My hope is that focusing on what I have control over will allow me to be in a less negative state and I can prepare for a more comfortable winter.
It seems obvious that I should have a warm coat and a scarf and hat and gloves every winter. After all, I have dealt with winter my entire life. But although I should know these things, there are some recent winters I can remember being uncomfortable all winter because I didn’t get a much-needed winter essential.
This time, I’m going to make sure to check that my coats and jackets aren’t in need of cleaning or fixing and that I have a hat and scarf and gloves that I will wear.
Another thing that happens is that my clothes don’t ever seem to fit right during the winter.
But last winter I barely went to the gym.
Making it to the gym is even more important than usual in the winter because the chances of getting accidental exercise by just being outside is pretty much non-existent. The chance that I would run in the park or ride my bike during the winter is zero. So to get any exercise during the winter I have to go to the gym.
I also can’t just allow myself to eat non-stop because it’s cold.
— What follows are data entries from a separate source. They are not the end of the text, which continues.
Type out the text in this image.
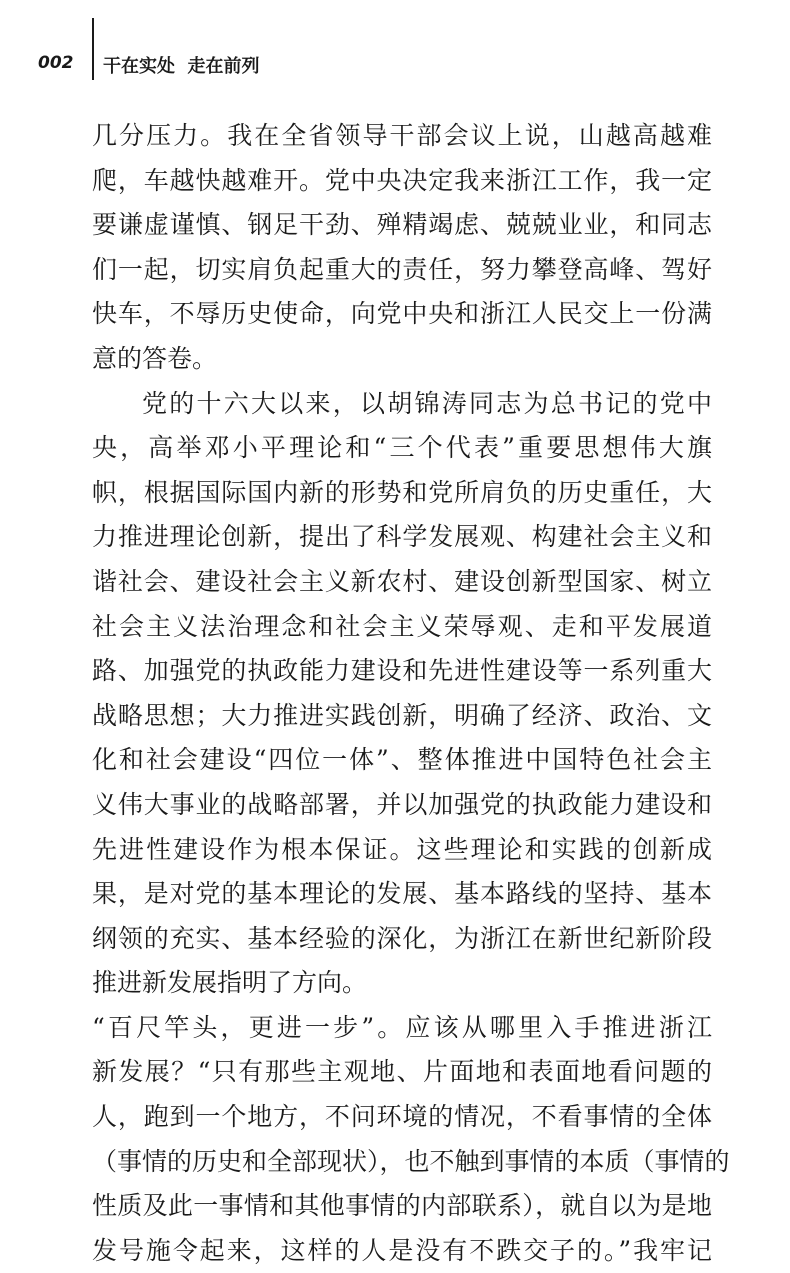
002 干在实处  走在前列
几分压力。我在全省领导干部会议上说，山越高越难
爬，车越快越难开。党中央决定我来浙江工作，我一定
要谦虚谨慎、钢足干劲、殚精竭虑、兢兢业业，和同志
们一起，切实肩负起重大的责任，努力攀登高峰、驾好
快车，不辱历史使命，向党中央和浙江人民交上一份满
意的答卷。
党的十六大以来，以胡锦涛同志为总书记的党中
央，高举邓小平理论和“三个代表”重要思想伟大旗
帜，根据国际国内新的形势和党所肩负的历史重任，大
力推进理论创新，提出了科学发展观、构建社会主义和
谐社会、建设社会主义新农村、建设创新型国家、树立
社会主义法治理念和社会主义荣辱观、走和平发展道
路、加强党的执政能力建设和先进性建设等一系列重大
战略思想；大力推进实践创新，明确了经济、政治、文
化和社会建设“四位一体”、整体推进中国特色社会主
义伟大事业的战略部署，并以加强党的执政能力建设和
先进性建设作为根本保证。这些理论和实践的创新成
果，是对党的基本理论的发展、基本路线的坚持、基本
纲领的充实、基本经验的深化，为浙江在新世纪新阶段
推进新发展指明了方向。
“百尺竿头，更进一步”。应该从哪里入手推进浙江
新发展？“只有那些主观地、片面地和表面地看问题的
人，跑到一个地方，不问环境的情况，不看事情的全体
（事情的历史和全部现状），也不触到事情的本质（事情的
性质及此一事情和其他事情的内部联系），就自以为是地
发号施令起来，这样的人是没有不跌交子的。”我牢记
Last fall I made a practice Thanksgiving meal a few weeks before Thanksgiving, so I could make sure my recipes would come out right. And then a couple weeks later it was Thanksgiving, and so I made a huge meal again.
To me, this is all ridiculous and makes no sense because if something doesn’t come out delicious and camera ready it doesn’t really matter. It was really just an excuse to make and eat a lot of big meals. So this year, I’m going to limit the amount of big indulgent meals I prepare and eat.
This way, maybe my clothes will fit better!
It’s still going to be winter, and it will be freezing or less outside.
There’s going to be piles of snow and puddles filled with New York City mystery water.
But I am hoping that by focusing on what I can control that I will feel the slightest bit less angry about the winter and that some preparation for the winter will make me less bothered by the winter.
And being a little less bothered by the winter would be a huge win for me.